Só tempos depois tive acesso a um álbum anterior de Brubeck e apaixonei-me por ele, The Dave Brubeck Octet, uma formação jazzística de câmara de San Francisco que, entre 1946 e 1949, antecipou as sessões de Birth of the Cool de Miles Davis e a fusão do jazz com a fuga bachiana do Modern Jazz Quartet. Miles Davis, ao levar adiante suas inovações orquestrais com o arranjador Gil Evans, incluiu no primeiro álbum da série The Duke, o belo tema de Brubeck dedicado a Duke Ellington. (Em 1954, Dave tornou-se o segundo músico de jazz a figurar na capa da revista Time, esse barômetro da alma americana — depois de Louis Armstrong em 1949. Julgou-se favorecido pelo fato de ser branco e lamentou que Ellington ainda não tivesse saído na capa da Time. A revista reparou a injustiça e publicou uma reportagem de capa sobre o Duke em 1956; honrou ainda o polêmico e rebelde Thelonious Monk numa capa em 1964 e brindou os novos tempos com Wynton Marsalis em 1990.)

Origens

Filho de um fazendeiro na Califórnia rural, David Warren Brubeck escapou de se formar veterinário para ajudar o pai com seu rebanho bovino, graças à influência da mãe, que estudou piano na Inglaterra e dava aulas de música. Com um dom natural para o piano, Brubeck, prejudicado pela miopia, fingia ler a partitura, e quase foi expulso da faculdade quando descobriram que não conseguia ler música. Foi então estudar contraponto e arranjo com o compositor francês Darius Milhaud e começou a extrair do idioma clássico os fundamentos com que criaria uma nova linguagem no jazz — a música maldita de negros renegados que encontrava, de repente, nos anos 1950, largas avenidas de expansão.
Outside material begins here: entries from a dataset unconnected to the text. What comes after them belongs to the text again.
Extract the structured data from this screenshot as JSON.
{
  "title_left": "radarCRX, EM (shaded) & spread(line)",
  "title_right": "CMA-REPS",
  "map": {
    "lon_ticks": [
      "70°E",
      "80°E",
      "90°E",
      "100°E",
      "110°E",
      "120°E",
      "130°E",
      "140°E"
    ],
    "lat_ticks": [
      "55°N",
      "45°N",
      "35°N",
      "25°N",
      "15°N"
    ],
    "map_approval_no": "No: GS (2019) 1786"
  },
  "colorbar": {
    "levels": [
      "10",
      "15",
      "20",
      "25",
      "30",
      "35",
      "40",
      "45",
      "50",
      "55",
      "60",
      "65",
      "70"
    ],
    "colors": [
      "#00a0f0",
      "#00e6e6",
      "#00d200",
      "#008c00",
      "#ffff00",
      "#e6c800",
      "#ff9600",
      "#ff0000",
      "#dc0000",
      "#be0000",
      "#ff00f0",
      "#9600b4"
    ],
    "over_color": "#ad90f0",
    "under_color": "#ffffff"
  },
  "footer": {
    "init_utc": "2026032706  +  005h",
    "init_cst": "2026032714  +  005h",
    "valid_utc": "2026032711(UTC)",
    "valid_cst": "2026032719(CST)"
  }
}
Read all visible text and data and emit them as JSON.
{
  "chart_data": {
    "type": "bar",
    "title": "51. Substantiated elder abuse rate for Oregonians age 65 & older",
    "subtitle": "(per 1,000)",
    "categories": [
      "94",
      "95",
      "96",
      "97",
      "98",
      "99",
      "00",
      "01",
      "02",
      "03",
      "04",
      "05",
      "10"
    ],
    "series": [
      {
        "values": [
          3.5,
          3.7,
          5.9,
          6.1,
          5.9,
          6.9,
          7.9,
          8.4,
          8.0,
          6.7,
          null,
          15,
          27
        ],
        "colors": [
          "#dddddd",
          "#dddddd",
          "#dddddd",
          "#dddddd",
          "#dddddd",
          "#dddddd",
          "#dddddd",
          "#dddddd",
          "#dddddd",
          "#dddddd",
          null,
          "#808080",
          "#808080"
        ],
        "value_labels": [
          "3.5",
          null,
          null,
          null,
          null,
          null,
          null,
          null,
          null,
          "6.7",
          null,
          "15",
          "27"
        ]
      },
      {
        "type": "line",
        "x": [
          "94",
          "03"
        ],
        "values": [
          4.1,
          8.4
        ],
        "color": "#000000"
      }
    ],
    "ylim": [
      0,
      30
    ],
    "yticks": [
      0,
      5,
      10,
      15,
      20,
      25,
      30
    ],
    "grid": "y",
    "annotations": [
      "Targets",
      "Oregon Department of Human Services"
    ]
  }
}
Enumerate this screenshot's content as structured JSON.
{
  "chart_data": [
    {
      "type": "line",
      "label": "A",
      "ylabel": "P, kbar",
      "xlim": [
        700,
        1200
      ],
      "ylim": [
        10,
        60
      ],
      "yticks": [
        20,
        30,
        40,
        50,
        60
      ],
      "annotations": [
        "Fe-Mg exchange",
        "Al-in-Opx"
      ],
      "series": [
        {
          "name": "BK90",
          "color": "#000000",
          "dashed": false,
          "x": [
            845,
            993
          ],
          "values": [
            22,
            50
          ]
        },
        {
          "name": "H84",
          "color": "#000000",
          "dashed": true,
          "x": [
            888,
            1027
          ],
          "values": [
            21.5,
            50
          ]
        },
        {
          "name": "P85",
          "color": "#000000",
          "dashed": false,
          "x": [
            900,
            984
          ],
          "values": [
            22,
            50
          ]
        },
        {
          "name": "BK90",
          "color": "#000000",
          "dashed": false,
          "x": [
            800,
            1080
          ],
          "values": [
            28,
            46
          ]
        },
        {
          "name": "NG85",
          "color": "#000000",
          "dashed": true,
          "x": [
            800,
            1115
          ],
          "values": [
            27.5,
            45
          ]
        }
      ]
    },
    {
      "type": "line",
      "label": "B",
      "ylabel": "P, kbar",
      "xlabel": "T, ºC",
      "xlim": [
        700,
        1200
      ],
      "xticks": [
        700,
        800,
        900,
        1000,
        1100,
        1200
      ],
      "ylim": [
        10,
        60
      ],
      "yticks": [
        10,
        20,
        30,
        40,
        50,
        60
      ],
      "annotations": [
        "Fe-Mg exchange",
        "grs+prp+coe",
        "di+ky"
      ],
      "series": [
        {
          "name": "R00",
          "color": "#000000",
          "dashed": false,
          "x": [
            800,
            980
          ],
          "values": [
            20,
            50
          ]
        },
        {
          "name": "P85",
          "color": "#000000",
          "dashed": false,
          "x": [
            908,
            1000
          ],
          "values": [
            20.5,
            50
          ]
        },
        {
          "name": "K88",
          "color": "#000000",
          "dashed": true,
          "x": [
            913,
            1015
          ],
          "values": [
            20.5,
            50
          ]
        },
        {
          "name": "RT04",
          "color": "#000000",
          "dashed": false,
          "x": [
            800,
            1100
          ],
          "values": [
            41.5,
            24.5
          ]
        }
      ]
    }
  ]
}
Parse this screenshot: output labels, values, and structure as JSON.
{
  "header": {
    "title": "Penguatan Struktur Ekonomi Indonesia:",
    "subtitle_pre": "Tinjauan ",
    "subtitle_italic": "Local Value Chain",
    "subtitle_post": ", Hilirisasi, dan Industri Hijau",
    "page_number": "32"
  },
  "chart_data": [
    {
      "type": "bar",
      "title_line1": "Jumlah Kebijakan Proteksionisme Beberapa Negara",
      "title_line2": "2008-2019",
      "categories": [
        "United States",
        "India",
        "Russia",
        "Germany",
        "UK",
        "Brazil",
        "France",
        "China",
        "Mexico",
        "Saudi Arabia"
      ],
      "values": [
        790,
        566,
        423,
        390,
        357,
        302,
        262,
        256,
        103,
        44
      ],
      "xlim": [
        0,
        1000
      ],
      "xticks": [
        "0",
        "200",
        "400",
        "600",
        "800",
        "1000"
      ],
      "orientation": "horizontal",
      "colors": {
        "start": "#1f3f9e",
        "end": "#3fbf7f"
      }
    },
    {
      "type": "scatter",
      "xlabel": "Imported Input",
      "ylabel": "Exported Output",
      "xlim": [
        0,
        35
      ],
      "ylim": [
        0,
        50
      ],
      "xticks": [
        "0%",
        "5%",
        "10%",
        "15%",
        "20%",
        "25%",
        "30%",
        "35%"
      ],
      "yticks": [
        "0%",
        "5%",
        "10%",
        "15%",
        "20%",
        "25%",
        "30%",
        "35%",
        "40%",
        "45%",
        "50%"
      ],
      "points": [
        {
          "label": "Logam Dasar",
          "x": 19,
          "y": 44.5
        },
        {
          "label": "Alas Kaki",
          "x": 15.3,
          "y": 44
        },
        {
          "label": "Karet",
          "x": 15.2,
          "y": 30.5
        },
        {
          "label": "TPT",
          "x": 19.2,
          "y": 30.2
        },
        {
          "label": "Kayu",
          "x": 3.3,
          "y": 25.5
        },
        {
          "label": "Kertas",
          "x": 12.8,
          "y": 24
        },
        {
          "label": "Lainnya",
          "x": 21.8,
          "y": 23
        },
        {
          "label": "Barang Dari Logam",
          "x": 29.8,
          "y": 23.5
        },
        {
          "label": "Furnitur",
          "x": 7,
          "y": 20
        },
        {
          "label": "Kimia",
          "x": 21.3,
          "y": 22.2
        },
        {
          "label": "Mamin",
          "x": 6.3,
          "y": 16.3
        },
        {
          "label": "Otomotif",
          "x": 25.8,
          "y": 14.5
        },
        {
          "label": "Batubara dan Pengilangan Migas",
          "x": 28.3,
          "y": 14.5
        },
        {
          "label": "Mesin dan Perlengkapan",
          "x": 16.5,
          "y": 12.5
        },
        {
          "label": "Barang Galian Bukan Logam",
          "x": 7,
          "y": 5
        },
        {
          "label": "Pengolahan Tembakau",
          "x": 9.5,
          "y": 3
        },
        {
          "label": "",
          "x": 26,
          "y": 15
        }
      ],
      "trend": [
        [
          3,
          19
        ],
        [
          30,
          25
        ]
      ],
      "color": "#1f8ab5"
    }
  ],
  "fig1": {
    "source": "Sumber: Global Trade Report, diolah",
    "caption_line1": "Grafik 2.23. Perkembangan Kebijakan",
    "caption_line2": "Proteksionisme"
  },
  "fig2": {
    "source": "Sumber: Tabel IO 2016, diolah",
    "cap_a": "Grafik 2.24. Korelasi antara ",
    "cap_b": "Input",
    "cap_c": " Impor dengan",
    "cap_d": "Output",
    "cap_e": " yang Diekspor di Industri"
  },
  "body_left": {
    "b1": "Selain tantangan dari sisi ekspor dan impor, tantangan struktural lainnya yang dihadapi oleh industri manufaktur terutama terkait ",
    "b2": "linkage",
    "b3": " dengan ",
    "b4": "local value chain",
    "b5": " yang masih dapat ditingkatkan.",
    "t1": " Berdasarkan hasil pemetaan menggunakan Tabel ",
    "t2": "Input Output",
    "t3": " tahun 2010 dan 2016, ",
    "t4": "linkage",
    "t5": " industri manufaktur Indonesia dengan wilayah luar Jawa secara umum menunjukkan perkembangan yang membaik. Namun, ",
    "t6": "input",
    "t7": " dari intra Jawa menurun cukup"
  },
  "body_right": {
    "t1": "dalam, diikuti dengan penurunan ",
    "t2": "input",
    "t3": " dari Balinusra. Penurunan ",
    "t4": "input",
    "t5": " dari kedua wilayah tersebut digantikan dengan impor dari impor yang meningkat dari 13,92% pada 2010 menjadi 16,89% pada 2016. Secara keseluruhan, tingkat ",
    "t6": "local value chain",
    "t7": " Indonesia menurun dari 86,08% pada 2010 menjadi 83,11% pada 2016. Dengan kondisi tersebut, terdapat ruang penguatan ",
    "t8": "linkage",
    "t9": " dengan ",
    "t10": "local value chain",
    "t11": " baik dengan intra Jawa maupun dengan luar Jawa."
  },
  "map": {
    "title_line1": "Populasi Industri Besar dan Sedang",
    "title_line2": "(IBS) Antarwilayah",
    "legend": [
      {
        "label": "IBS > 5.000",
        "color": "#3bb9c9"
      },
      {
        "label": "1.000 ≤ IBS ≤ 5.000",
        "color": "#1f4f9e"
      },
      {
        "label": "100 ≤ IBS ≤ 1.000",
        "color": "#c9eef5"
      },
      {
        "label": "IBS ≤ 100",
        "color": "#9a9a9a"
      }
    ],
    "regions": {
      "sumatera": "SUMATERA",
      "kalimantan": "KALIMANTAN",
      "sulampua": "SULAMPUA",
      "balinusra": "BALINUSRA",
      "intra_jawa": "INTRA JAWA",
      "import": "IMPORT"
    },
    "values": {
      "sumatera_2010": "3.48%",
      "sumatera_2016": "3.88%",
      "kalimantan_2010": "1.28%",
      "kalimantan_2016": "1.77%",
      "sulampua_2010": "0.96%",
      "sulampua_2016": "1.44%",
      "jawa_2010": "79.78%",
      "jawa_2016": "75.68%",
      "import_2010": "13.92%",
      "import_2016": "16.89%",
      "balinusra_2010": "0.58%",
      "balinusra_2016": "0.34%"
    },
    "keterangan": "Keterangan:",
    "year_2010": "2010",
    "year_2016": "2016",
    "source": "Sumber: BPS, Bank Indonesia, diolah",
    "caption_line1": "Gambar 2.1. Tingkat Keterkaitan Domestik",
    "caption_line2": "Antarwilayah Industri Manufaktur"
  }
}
Compositor prolífico, Brubeck explorou métricas exóticas, fundiu o jazz com tradições remotas como as do Japão, do Oriente Médio e das polirritmias africanas. Mas soube compor também baladas simples, como a belíssima "In Your Own Sweet Way", venerada por gigantes do jazz como Miles Davis, Chet Baker, Bill Evans e imortalizada numa das mais líricas gravações do guitarrista Wes Montgomery. Essa simplicidade – e seu poder de síntese – não passaram despercebidos por Clint Eastwood, o cineasta que mais declarações de amor ao jazz já colocou na tela. No documentário que fez sobre Brubeck em 2010, Clint não hesitou em adotar o título On His Own Sweet Way, celebrando o jeito suave com que Brubeck fazia música e vivia. Numa saída típica do seu temperamento bem humorado, Brubeck morreu um dia antes de completar 92 anos, de insuficiência cardíaca... a caminho de uma consulta com o cardiologista.